Learning to read and write at grade1: cognitive and self-efficacy predictors

Learning to read and write at grade1: cognitive and self-efficacy predictors

First Author: Maryse Bianco -- Université Grenoble-Alpes
Additional authors/chairs: 
Pascal Bressoux; Laurent Lima; Gwenaelle Joet
Keywords: Early childhood age 3-8, Reading development, Writing development, Reading Self-Concept
Abstract / Summary: 

Purpose: Examining reading and writing acquisition in a longitudinal design to assess cognitive and self-efficacy predictors of literacy development.
Method: 616 first-grade French children were followed from the beginning to the end of the school year. They were assessed for oral comprehension (text and sentence), vocabulary knowledge (size and depth) and early code skills at school entry (phonological awareness, RAN, letter knowledge, decoding and writing skills) as well as for self-efficacy and motivation learning to read and write. Non-verbal development was also controlled for. They were re-assessed at the end of grade 1 on reading fluency (pseudo-words, words and text), reading and oral comprehension, writing, self-efficacy and motivation.
Results: Structural equation modeling showed that at school entry (T1) code skills but also depth of vocabulary knowledge were the main predictors of early reading skills while writing skills were mainly predicted by code skills and self-efficacy. On the other hand, predictors of T1 oral comprehension were oral comprehension subskills (sentence comprehension and size and depth of vocabulary knowledge).
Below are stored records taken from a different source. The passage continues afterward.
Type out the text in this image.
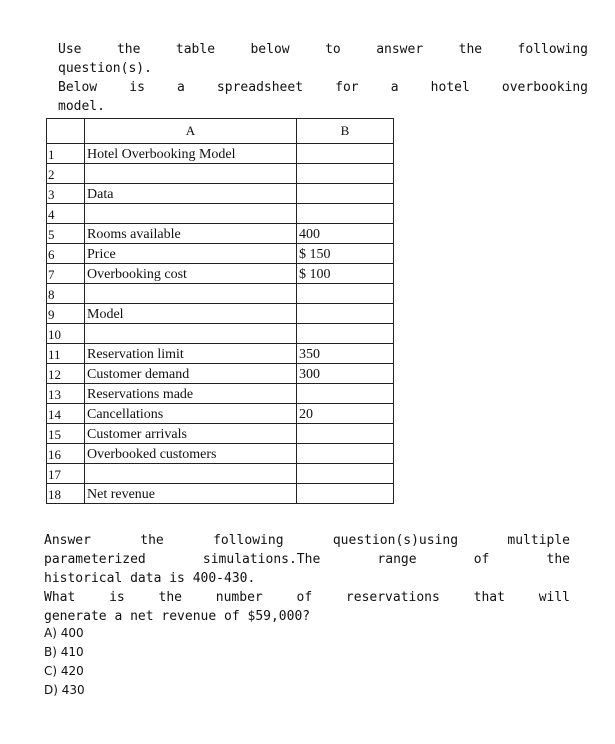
Use the table below to answer the following
question(s).
Below is a spreadsheet for a hotel overbooking
model.
	A	B
1	Hotel Overbooking Model	
2		
3	Data	
4		
5	Rooms available	400
6	Price	$ 150
7	Overbooking cost	$ 100
8		
9	Model	
10		
11	Reservation limit	350
12	Customer demand	300
13	Reservations made	
14	Cancellations	20
15	Customer arrivals	
16	Overbooked customers	
17		
18	Net revenue	
Answer the following question(s)using multiple
parameterized simulations.The range of the
historical data is 400-430.
What is the number of reservations that will
generate a net revenue of $59,000?
A) 400
B) 410
C) 420
D) 430
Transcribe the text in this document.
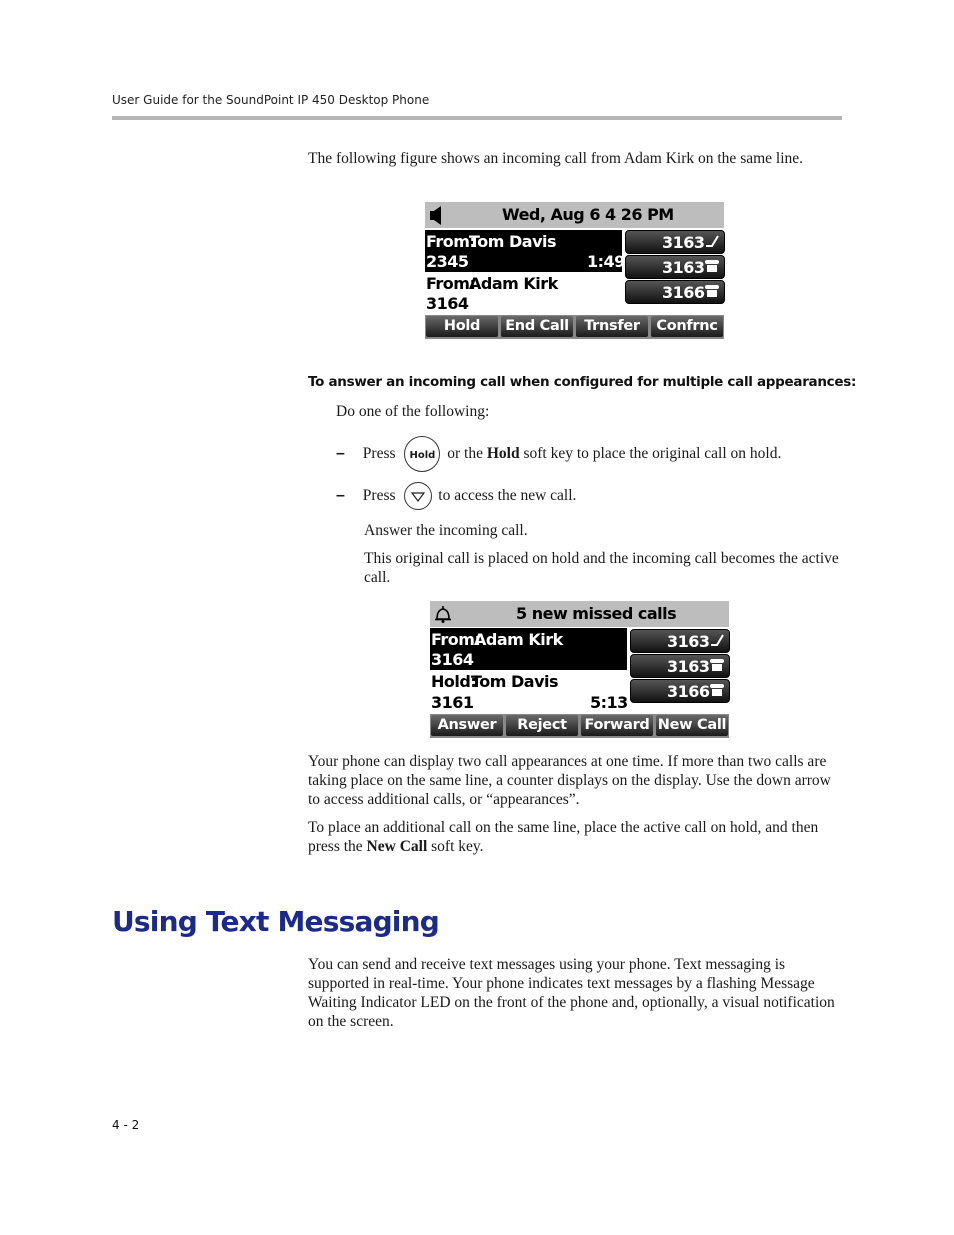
User Guide for the SoundPoint IP 450 Desktop Phone

The following figure shows an incoming call from Adam Kirk on the same line.

Wed, Aug 6 4 26 PM
From:
Tom Davis
2345	1:49
From:
Adam Kirk
3164
3163
3163
3166
Hold	End Call	Trnsfer	Confrnc
To answer an incoming call when configured for multiple call appearances:

Do one of the following:

– Press Hold or the Hold soft key to place the original call on hold.
– Press	to access the new call.

Answer the incoming call.

This original call is placed on hold and the incoming call becomes the active call.

5 new missed calls
From:
Adam Kirk
3164
Hold:
Tom Davis
3161	5:13
3163
3163
3166
Answer	Reject	Forward New Call

Your phone can display two call appearances at one time. If more than two calls are taking place on the same line, a counter displays on the display. Use the down arrow to access additional calls, or “appearances”.

To place an additional call on the same line, place the active call on hold, and then press the New Call soft key.

Using Text Messaging

You can send and receive text messages using your phone. Text messaging is supported in real-time. Your phone indicates text messages by a flashing Message Waiting Indicator LED on the front of the phone and, optionally, a visual notification on the screen.

4 - 2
The analyses of the data obtained at the end of the school year (T2) are still in progress but preliminary results show that T2 reading comprehension is directly predicted by both T1 and T2 oral skills (vocabulary and oral comprehension) along with pseudo-words and words reading fluency. However, text reading fluency does not influence reading comprehension performance at the end of grade 1.
Conclusion: These results bring converging evidence regarding what is known about early literacy development but they also emphasize the role of less studied factors: firstly, they stress that vocabulary depth is an early significant predictor of reading acquisition and secondly, they show that non-cognitive factors have a selective influence: self-efficacy predicts early writing but not early reading.